Cloakroom: A cloakroom is available in the foyer level for patrons to store their small items for a cost of £1 per item. Large bags will not be checked in to the cloakroom and won't be allowed inside the auditorium either, so pack accordingly.

Handy Tips


  • The Old Vic Theatre is presently undergoing some renovation work to enable easier access and add more ladies restrooms. This really won't affect your experience at the theatre but be prepared for certain structural changes when you reach the theatre.
  • If you happen to be late for your show, don't worry since there's a late-comers point for most shows.

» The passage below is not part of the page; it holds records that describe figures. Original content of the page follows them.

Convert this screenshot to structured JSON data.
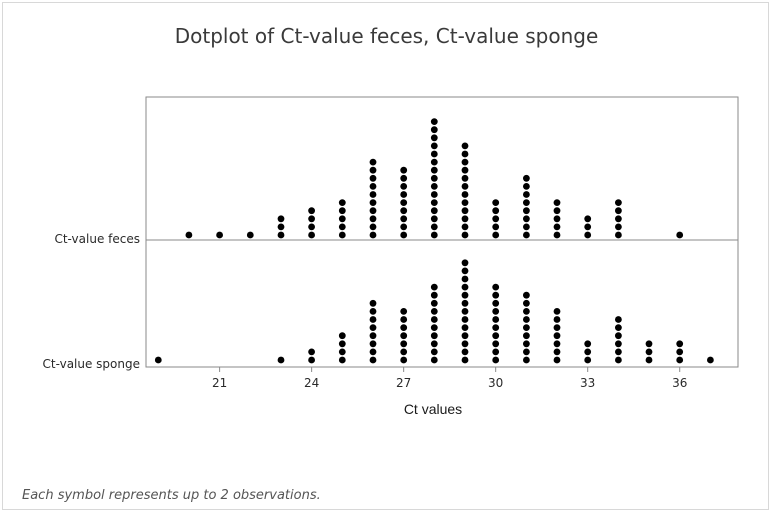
{
  "chart_data": {
    "type": "scatter",
    "subtype": "dotplot",
    "title": "Dotplot of Ct-value feces, Ct-value sponge",
    "xlabel": "Ct values",
    "footnote": "Each symbol represents up to 2 observations.",
    "xlim": [
      18.6,
      37.9
    ],
    "xticks": [
      21,
      24,
      27,
      30,
      33,
      36
    ],
    "dot_color": "#000000",
    "series": [
      {
        "name": "Ct-value feces",
        "stacks": [
          {
            "x": 20,
            "count": 1
          },
          {
            "x": 21,
            "count": 1
          },
          {
            "x": 22,
            "count": 1
          },
          {
            "x": 23,
            "count": 3
          },
          {
            "x": 24,
            "count": 4
          },
          {
            "x": 25,
            "count": 5
          },
          {
            "x": 26,
            "count": 10
          },
          {
            "x": 27,
            "count": 9
          },
          {
            "x": 28,
            "count": 15
          },
          {
            "x": 29,
            "count": 12
          },
          {
            "x": 30,
            "count": 5
          },
          {
            "x": 31,
            "count": 8
          },
          {
            "x": 32,
            "count": 5
          },
          {
            "x": 33,
            "count": 3
          },
          {
            "x": 34,
            "count": 5
          },
          {
            "x": 36,
            "count": 1
          }
        ]
      },
      {
        "name": "Ct-value sponge",
        "stacks": [
          {
            "x": 19,
            "count": 1
          },
          {
            "x": 23,
            "count": 1
          },
          {
            "x": 24,
            "count": 2
          },
          {
            "x": 25,
            "count": 4
          },
          {
            "x": 26,
            "count": 8
          },
          {
            "x": 27,
            "count": 7
          },
          {
            "x": 28,
            "count": 10
          },
          {
            "x": 29,
            "count": 13
          },
          {
            "x": 30,
            "count": 10
          },
          {
            "x": 31,
            "count": 9
          },
          {
            "x": 32,
            "count": 7
          },
          {
            "x": 33,
            "count": 3
          },
          {
            "x": 34,
            "count": 6
          },
          {
            "x": 35,
            "count": 3
          },
          {
            "x": 36,
            "count": 3
          },
          {
            "x": 37,
            "count": 1
          }
        ]
      }
    ]
  }
}
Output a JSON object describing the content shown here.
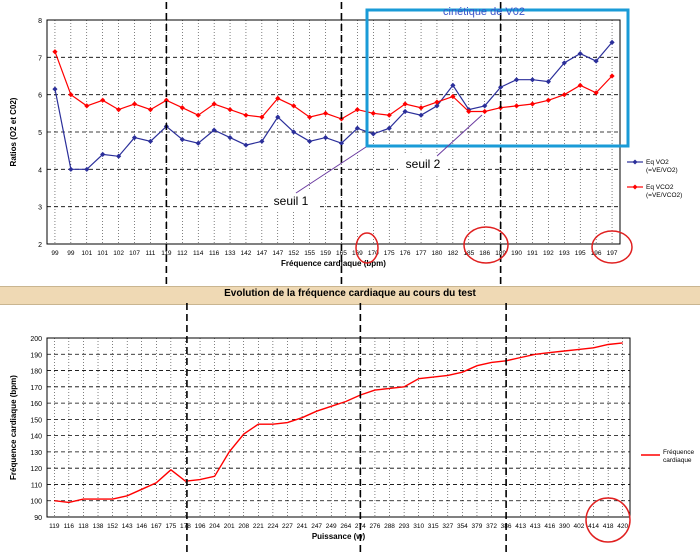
{
  "section_title": "Evolution de la fréquence cardiaque au cours du test",
  "annotations": {
    "box_label": "cinétique de V02",
    "seuil1": "seuil 1",
    "seuil2": "seuil 2"
  },
  "colors": {
    "series_vo2": "#2b2f9a",
    "series_vco2": "#ff0000",
    "hr_line": "#ff0000",
    "box": "#1a9bd7",
    "circle": "#e02020",
    "band": "#efd9b4",
    "grid": "#000000"
  },
  "chart_data": [
    {
      "type": "line",
      "ylabel": "Ratios (O2 et C02)",
      "xlabel": "Fréquence cardiaque (bpm)",
      "ylim": [
        2,
        8
      ],
      "yticks": [
        2,
        3,
        4,
        5,
        6,
        7,
        8
      ],
      "grid": true,
      "legend_position": "right",
      "categories": [
        "99",
        "99",
        "101",
        "101",
        "102",
        "107",
        "111",
        "119",
        "112",
        "114",
        "116",
        "133",
        "142",
        "147",
        "147",
        "152",
        "155",
        "159",
        "165",
        "169",
        "170",
        "175",
        "176",
        "177",
        "180",
        "182",
        "185",
        "186",
        "189",
        "190",
        "191",
        "192",
        "193",
        "195",
        "196",
        "197"
      ],
      "series": [
        {
          "name": "Eq VO2 (=VE/VO2)",
          "values": [
            6.15,
            4.0,
            4.0,
            4.4,
            4.35,
            4.85,
            4.75,
            5.15,
            4.8,
            4.7,
            5.05,
            4.85,
            4.65,
            4.75,
            5.4,
            5.0,
            4.75,
            4.85,
            4.7,
            5.1,
            4.95,
            5.1,
            5.55,
            5.45,
            5.7,
            6.25,
            5.6,
            5.7,
            6.2,
            6.4,
            6.4,
            6.35,
            6.85,
            7.1,
            6.9,
            7.4
          ]
        },
        {
          "name": "Eq VCO2 (=VE/VCO2)",
          "values": [
            7.15,
            6.0,
            5.7,
            5.85,
            5.6,
            5.75,
            5.6,
            5.85,
            5.65,
            5.45,
            5.75,
            5.6,
            5.45,
            5.4,
            5.9,
            5.7,
            5.4,
            5.5,
            5.35,
            5.6,
            5.5,
            5.45,
            5.75,
            5.65,
            5.8,
            5.95,
            5.55,
            5.55,
            5.65,
            5.7,
            5.75,
            5.85,
            6.0,
            6.25,
            6.05,
            6.5
          ]
        }
      ]
    },
    {
      "type": "line",
      "ylabel": "Fréquence cardiaque (bpm)",
      "xlabel": "Puissance (w)",
      "ylim": [
        90,
        200
      ],
      "yticks": [
        90,
        100,
        110,
        120,
        130,
        140,
        150,
        160,
        170,
        180,
        190,
        200
      ],
      "grid": true,
      "legend_position": "right",
      "categories": [
        "119",
        "116",
        "118",
        "138",
        "152",
        "143",
        "146",
        "167",
        "175",
        "178",
        "196",
        "204",
        "201",
        "208",
        "221",
        "224",
        "227",
        "241",
        "247",
        "249",
        "264",
        "274",
        "276",
        "288",
        "293",
        "310",
        "315",
        "327",
        "354",
        "379",
        "372",
        "386",
        "413",
        "413",
        "416",
        "390",
        "402",
        "414",
        "418",
        "420"
      ],
      "series": [
        {
          "name": "Fréquence cardiaque",
          "values": [
            100,
            99,
            101,
            101,
            101,
            103,
            107,
            111,
            119,
            112,
            113,
            115,
            130,
            141,
            147,
            147,
            148,
            151,
            155,
            158,
            161,
            165,
            168,
            169,
            170,
            175,
            176,
            177,
            179,
            183,
            185,
            186,
            188,
            190,
            191,
            192,
            193,
            194,
            196,
            197
          ]
        }
      ]
    }
  ]
}
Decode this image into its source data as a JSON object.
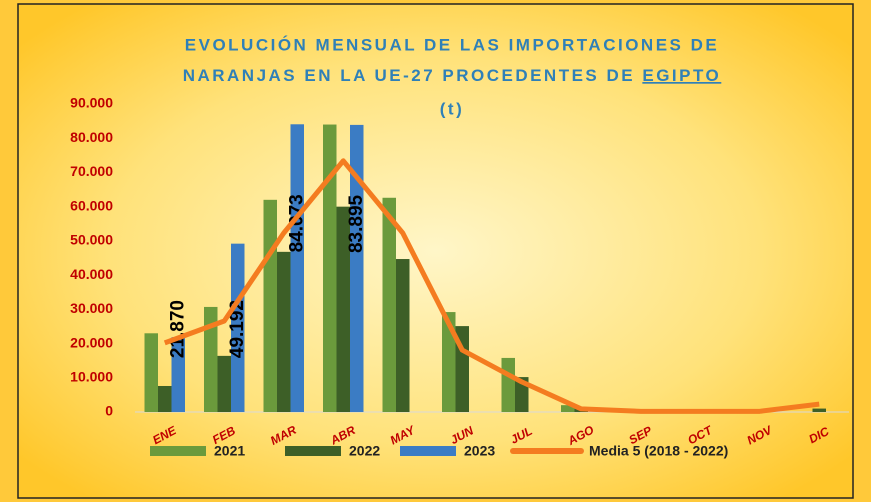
{
  "chart_data": {
    "type": "bar",
    "title": {
      "line1": "EVOLUCIÓN MENSUAL DE LAS IMPORTACIONES DE",
      "line2": "NARANJAS EN LA UE-27 PROCEDENTES DE",
      "highlight": "EGIPTO",
      "line3": "(t)"
    },
    "categories": [
      "ENE",
      "FEB",
      "MAR",
      "ABR",
      "MAY",
      "JUN",
      "JUL",
      "AGO",
      "SEP",
      "OCT",
      "NOV",
      "DIC"
    ],
    "series": [
      {
        "name": "2021",
        "type": "bar",
        "color": "#6b9a3c",
        "values": [
          23000,
          30700,
          62000,
          84000,
          62600,
          29200,
          15800,
          2000,
          0,
          0,
          0,
          0
        ]
      },
      {
        "name": "2022",
        "type": "bar",
        "color": "#3d5f27",
        "values": [
          7600,
          16400,
          46800,
          60000,
          44700,
          25100,
          10200,
          1000,
          0,
          0,
          0,
          1000
        ]
      },
      {
        "name": "2023",
        "type": "bar",
        "color": "#3b7cc4",
        "values": [
          21870,
          49192,
          84073,
          83895,
          null,
          null,
          null,
          null,
          null,
          null,
          null,
          null
        ],
        "value_labels": [
          "21.870",
          "49.192",
          "84.073",
          "83.895",
          null,
          null,
          null,
          null,
          null,
          null,
          null,
          null
        ]
      },
      {
        "name": "Media 5 (2018 - 2022)",
        "type": "line",
        "color": "#f47c20",
        "values": [
          20200,
          26600,
          52300,
          73400,
          52300,
          18100,
          8800,
          900,
          200,
          200,
          200,
          2300
        ]
      }
    ],
    "ylim": [
      0,
      90000
    ],
    "yticks": [
      0,
      {
        "value": 10000,
        "label": "10.000"
      },
      {
        "value": 20000,
        "label": "20.000"
      },
      {
        "value": 30000,
        "label": "30.000"
      },
      {
        "value": 40000,
        "label": "40.000"
      },
      {
        "value": 50000,
        "label": "50.000"
      },
      {
        "value": 60000,
        "label": "60.000"
      },
      {
        "value": 70000,
        "label": "70.000"
      },
      {
        "value": 80000,
        "label": "80.000"
      },
      {
        "value": 90000,
        "label": "90.000"
      }
    ],
    "legend": "bottom"
  }
}
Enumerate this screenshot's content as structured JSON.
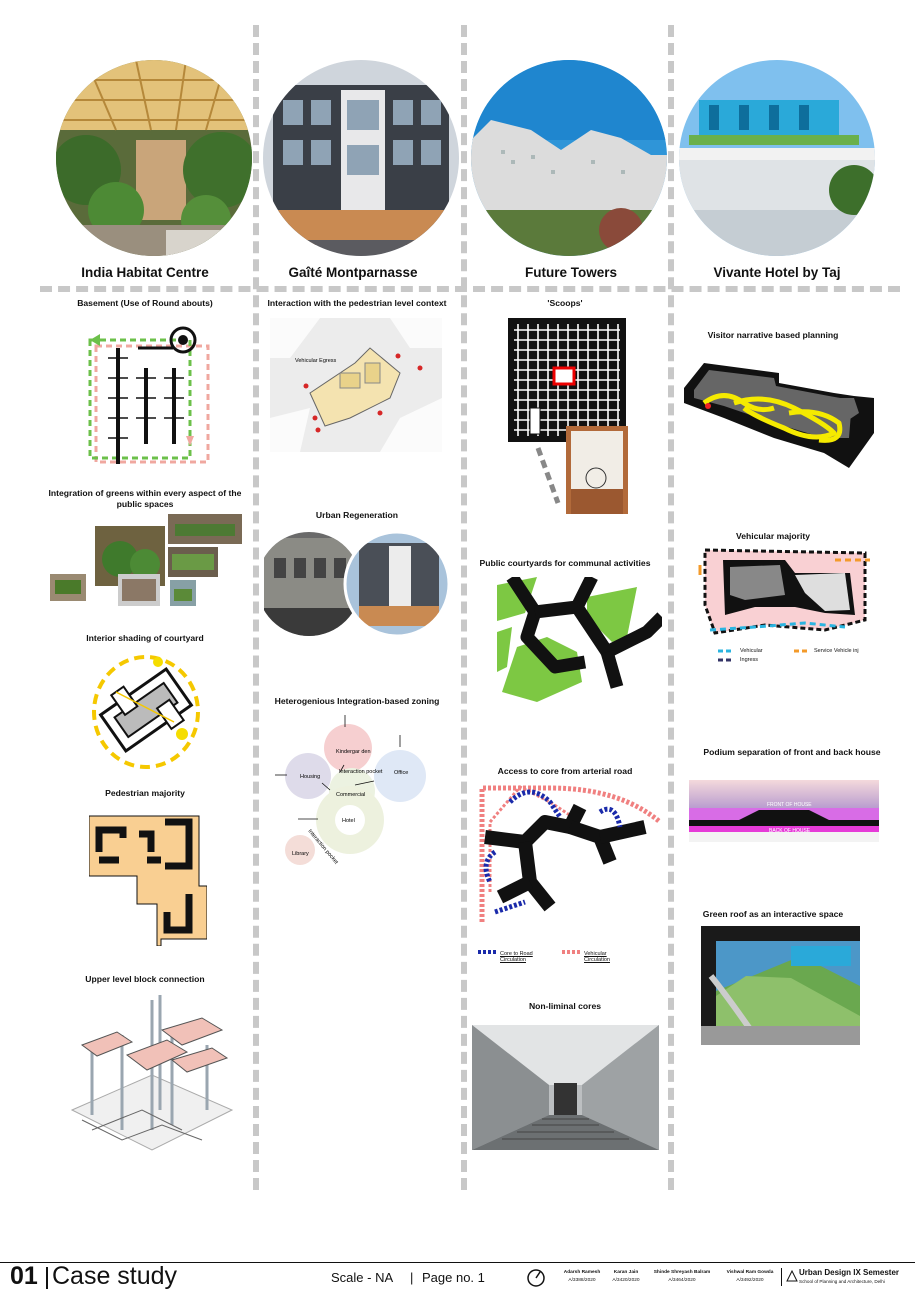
{
  "projects": [
    {
      "title": "India Habitat Centre"
    },
    {
      "title": "Gaîté Montparnasse"
    },
    {
      "title": "Future Towers"
    },
    {
      "title": "Vivante Hotel by Taj"
    }
  ],
  "col1": {
    "basement": "Basement (Use of Round abouts)",
    "greens": "Integration of greens within every aspect of the public spaces",
    "shading": "Interior shading of courtyard",
    "pedestrian": "Pedestrian majority",
    "upper": "Upper level block connection"
  },
  "col2": {
    "interaction": "Interaction with the pedestrian level context",
    "vehicular_egress": "Vehicular Egress",
    "regeneration": "Urban Regeneration",
    "zoning": "Heterogenious Integration-based zoning",
    "bubbles": {
      "kindergarden": "Kindergar den",
      "housing": "Housing",
      "interaction_pocket": "Interaction pocket",
      "office": "Office",
      "commercial": "Commercial",
      "hotel": "Hotel",
      "interaction_pocket2": "Interaction pocket",
      "library": "Library"
    }
  },
  "col3": {
    "scoops": "'Scoops'",
    "courtyards": "Public courtyards for communal activities",
    "access": "Access to core from arterial road",
    "legend_core": "Core to Road Circulation",
    "legend_vehicular": "Vehicular Circulation",
    "cores": "Non-liminal cores"
  },
  "col4": {
    "visitor": "Visitor narrative based planning",
    "vehicular": "Vehicular majority",
    "legend_vehicular": "Vehicular",
    "legend_ingress": "Ingress",
    "legend_service": "Service Vehicle inj",
    "podium": "Podium separation of front and back house",
    "front": "FRONT OF HOUSE",
    "back": "BACK OF HOUSE",
    "green_roof": "Green roof as an interactive space"
  },
  "footer": {
    "number": "01",
    "title": "Case study",
    "scale": "Scale - NA",
    "page": "Page no. 1",
    "students": [
      {
        "name": "Adarsh Ramesh",
        "id": "A/3388/2020"
      },
      {
        "name": "Karan Jain",
        "id": "A/3420/2020"
      },
      {
        "name": "Shinde Shreyash Balram",
        "id": "A/3464/2020"
      },
      {
        "name": "Vishwal Ram Gowda",
        "id": "A/3492/2020"
      }
    ],
    "course": "Urban Design IX Semester",
    "school": "School of Planning and Architecture, Delhi"
  },
  "colors": {
    "accent_green": "#7dc843",
    "pink": "#f2c9c4",
    "peach": "#f9cf92",
    "yellow": "#f5dd00"
  }
}
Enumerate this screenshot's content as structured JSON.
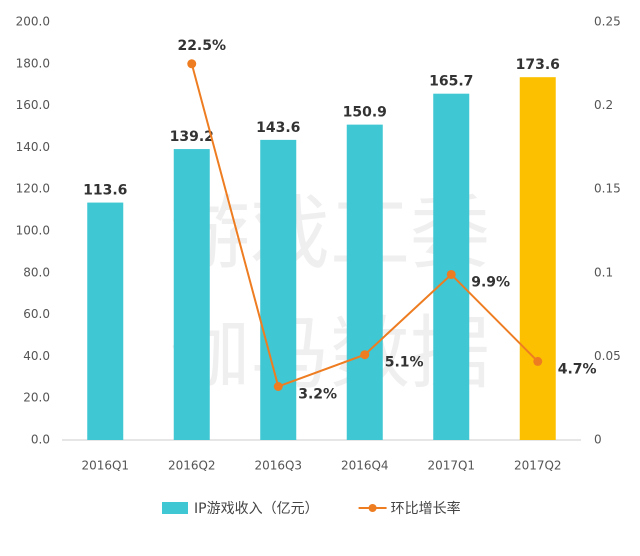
{
  "chart_data": {
    "type": "bar_line",
    "categories": [
      "2016Q1",
      "2016Q2",
      "2016Q3",
      "2016Q4",
      "2017Q1",
      "2017Q2"
    ],
    "series": [
      {
        "name": "IP游戏收入（亿元）",
        "type": "bar",
        "color": "#3fc7d3",
        "colors": [
          "#3fc7d3",
          "#3fc7d3",
          "#3fc7d3",
          "#3fc7d3",
          "#3fc7d3",
          "#fcc000"
        ],
        "values": [
          113.6,
          139.2,
          143.6,
          150.9,
          165.7,
          173.6
        ]
      },
      {
        "name": "环比增长率",
        "type": "line",
        "axis": "y2",
        "color": "#ee7d22",
        "values": [
          null,
          0.225,
          0.032,
          0.051,
          0.099,
          0.047
        ],
        "value_labels": [
          null,
          "22.5%",
          "3.2%",
          "5.1%",
          "9.9%",
          "4.7%"
        ]
      }
    ],
    "ylim": [
      0,
      200
    ],
    "yticks": [
      {
        "value": 0,
        "label": "0.0"
      },
      {
        "value": 20,
        "label": "20.0"
      },
      {
        "value": 40,
        "label": "40.0"
      },
      {
        "value": 60,
        "label": "60.0"
      },
      {
        "value": 80,
        "label": "80.0"
      },
      {
        "value": 100,
        "label": "100.0"
      },
      {
        "value": 120,
        "label": "120.0"
      },
      {
        "value": 140,
        "label": "140.0"
      },
      {
        "value": 160,
        "label": "160.0"
      },
      {
        "value": 180,
        "label": "180.0"
      },
      {
        "value": 200,
        "label": "200.0"
      }
    ],
    "y2lim": [
      0,
      0.25
    ],
    "y2ticks": [
      0,
      0.05,
      0.1,
      0.15,
      0.2,
      0.25
    ],
    "watermark": [
      "游戏工委",
      "伽马数据"
    ],
    "legend": "bottom"
  }
}
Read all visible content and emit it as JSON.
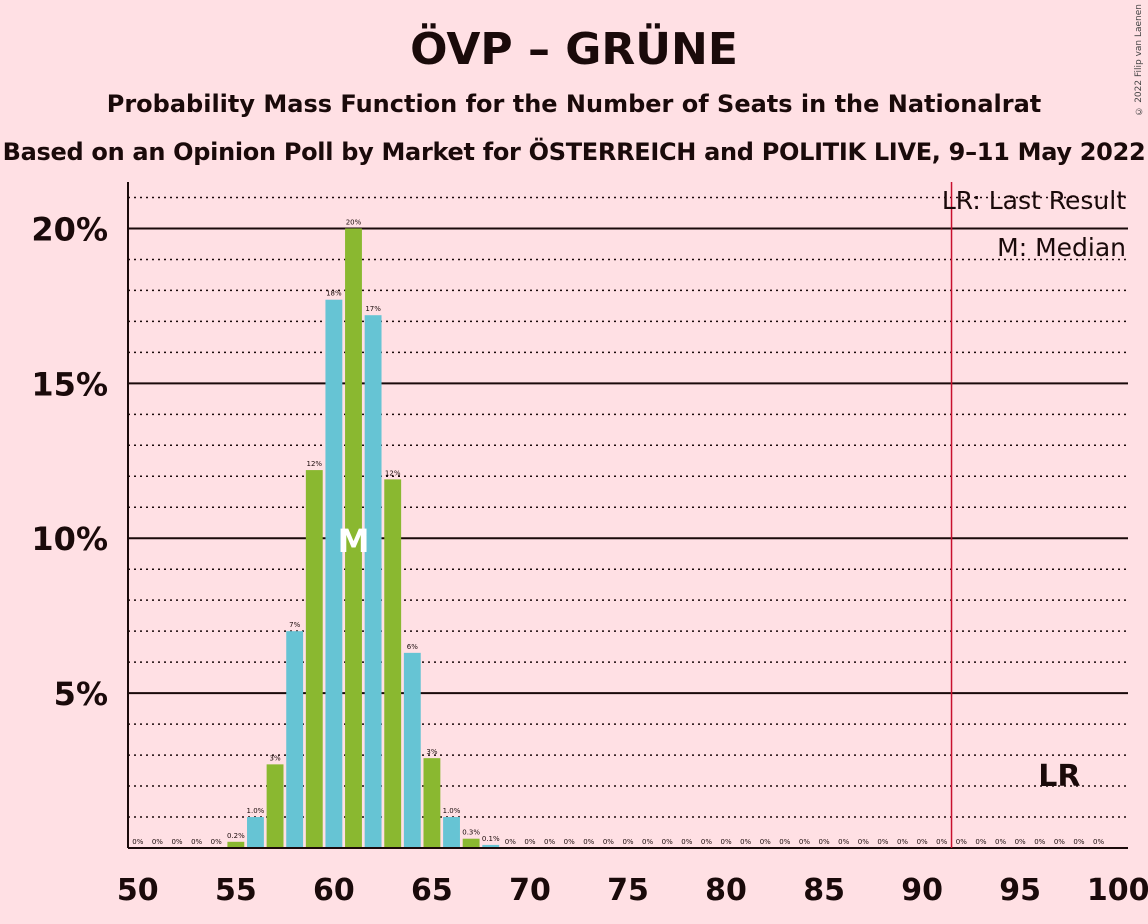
{
  "header": {
    "title": "ÖVP – GRÜNE",
    "subtitle": "Probability Mass Function for the Number of Seats in the Nationalrat",
    "source_line": "Based on an Opinion Poll by Market for ÖSTERREICH and POLITIK LIVE, 9–11 May 2022",
    "copyright": "© 2022 Filip van Laenen"
  },
  "legend": {
    "last_result": "LR: Last Result",
    "median": "M: Median",
    "lr_marker": "LR",
    "median_marker": "M"
  },
  "colors": {
    "background": "#ffe0e4",
    "green": "#8ab830",
    "blue": "#66c4d4",
    "last_result_line": "#c8102e",
    "text": "#1a0a0a"
  },
  "chart_data": {
    "type": "bar",
    "x": [
      50,
      51,
      52,
      53,
      54,
      55,
      56,
      57,
      58,
      59,
      60,
      61,
      62,
      63,
      64,
      65,
      66,
      67,
      68,
      69,
      70,
      71,
      72,
      73,
      74,
      75,
      76,
      77,
      78,
      79,
      80,
      81,
      82,
      83,
      84,
      85,
      86,
      87,
      88,
      89,
      90,
      91,
      92,
      93,
      94,
      95,
      96,
      97,
      98,
      99,
      100
    ],
    "values": [
      0,
      0,
      0,
      0,
      0,
      0.2,
      1.0,
      2.7,
      7.0,
      12.2,
      17.7,
      20.0,
      17.2,
      11.9,
      6.3,
      2.9,
      1.0,
      0.3,
      0.1,
      0,
      0,
      0,
      0,
      0,
      0,
      0,
      0,
      0,
      0,
      0,
      0,
      0,
      0,
      0,
      0,
      0,
      0,
      0,
      0,
      0,
      0,
      0,
      0,
      0,
      0,
      0,
      0,
      0,
      0,
      0
    ],
    "labels": [
      "0%",
      "0%",
      "0%",
      "0%",
      "0%",
      "0.2%",
      "1.0%",
      "3%",
      "7%",
      "12%",
      "18%",
      "20%",
      "17%",
      "12%",
      "6%",
      "3%",
      "1.0%",
      "0.3%",
      "0.1%",
      "0%",
      "0%",
      "0%",
      "0%",
      "0%",
      "0%",
      "0%",
      "0%",
      "0%",
      "0%",
      "0%",
      "0%",
      "0%",
      "0%",
      "0%",
      "0%",
      "0%",
      "0%",
      "0%",
      "0%",
      "0%",
      "0%",
      "0%",
      "0%",
      "0%",
      "0%",
      "0%",
      "0%",
      "0%",
      "0%",
      "0%"
    ],
    "xlim": [
      50,
      100
    ],
    "ylim": [
      0,
      21.5
    ],
    "x_ticks": [
      50,
      55,
      60,
      65,
      70,
      75,
      80,
      85,
      90,
      95,
      100
    ],
    "x_tick_labels": [
      "50",
      "55",
      "60",
      "65",
      "70",
      "75",
      "80",
      "85",
      "90",
      "95",
      "100"
    ],
    "y_major_ticks": [
      5,
      10,
      15,
      20
    ],
    "y_tick_labels": [
      "5%",
      "10%",
      "15%",
      "20%"
    ],
    "y_minor_step": 1,
    "median": 61,
    "last_result": 92
  }
}
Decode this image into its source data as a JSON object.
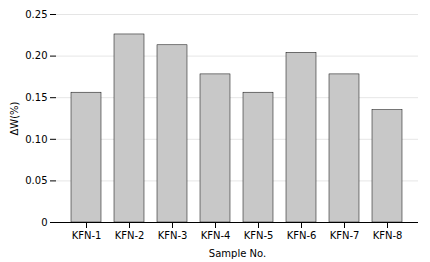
{
  "chart_data": {
    "type": "bar",
    "categories": [
      "KFN-1",
      "KFN-2",
      "KFN-3",
      "KFN-4",
      "KFN-5",
      "KFN-6",
      "KFN-7",
      "KFN-8"
    ],
    "values": [
      0.156,
      0.226,
      0.213,
      0.178,
      0.156,
      0.204,
      0.178,
      0.135
    ],
    "xlabel": "Sample No.",
    "ylabel": "ΔW(%)",
    "color": "#c8c8c8",
    "ylim": [
      0,
      0.25
    ],
    "yticks": [
      0,
      0.05,
      {
        "value": 0.1,
        "label": "0.10"
      },
      0.15,
      {
        "value": 0.2,
        "label": "0.20"
      },
      0.25
    ],
    "grid": true
  }
}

There are appropriate moments in the show when a staff member will escort you to your seat.
  • The theatre has many retail outlets selling show merchandise, confectionery, and ice creams. Just reach out to a staff member and they will point you in the direction of the nearest shop.
  • Hot food is not allowed inside the theatre and the bars only serve cold sandwiches to comply with this rule. Patrons are not allowed to take an open drink outside the show, so finish your drink before leaving. Also, only plastic containers are allowed inside the auditorium.
  • You might be filmed during the show for some promotional material. If you're not comfortable with that, please drop a mail to data@oldvictheatre.com so that your photo or video can be removed.
  • If you need to book one of the wheelchair spaces in the stalls, please contact the theatre staff to ensure that the seats don't get sold out beforehand.

Getting There


The Old Vic Theatre is located in one of the busiest areas of London and close to a lot of transport networks. If you're wondering how to get to the Old Vic Theatre, here are some of the best options:

Tube: The closest Tube station is Waterloo located just three minutes walk from the theatre. This station is serviced by the Northern, Waterloo, Jubilee, Bakerloo and City tube lines.

Bus: If you wish to take a bus to the theatre, the following routes ply to the area: 1, 168, 171, 176, 188, 68, N1, N 171, and N68.

Vehicle: There are many spots close to the Old Vic Theatre where you can park your car. These include Hayward Gallery, Hungerford Bridge, National Theatre Car Park and Union Car Park.

Restaurants near Old Vic Theatre London


1. Sarastro: Enjoy classic Turkish mezze dishes and grilled meats at this cosy eatery located under the railway arches.

2. Byron Hamburgers: Visit this American-inspired chain diner for their posh hamburgers with a fine selection of toppings, salads, and sides.

3. Ristorante Olivelli: This casual trattoria serves classic Italian dishes and Sicilian delicacies with charming outdoor seating.

4. Wahaca Waterloo: Head over to this Mexican chain diner with a lively soundtrack for small plates of market-style food and cocktails.

5. Baltic Restaurant and Bar: Go on a culinary tour of the Baltics, Russian, Hungary and Poland in a converted coach builder’s workshop setting.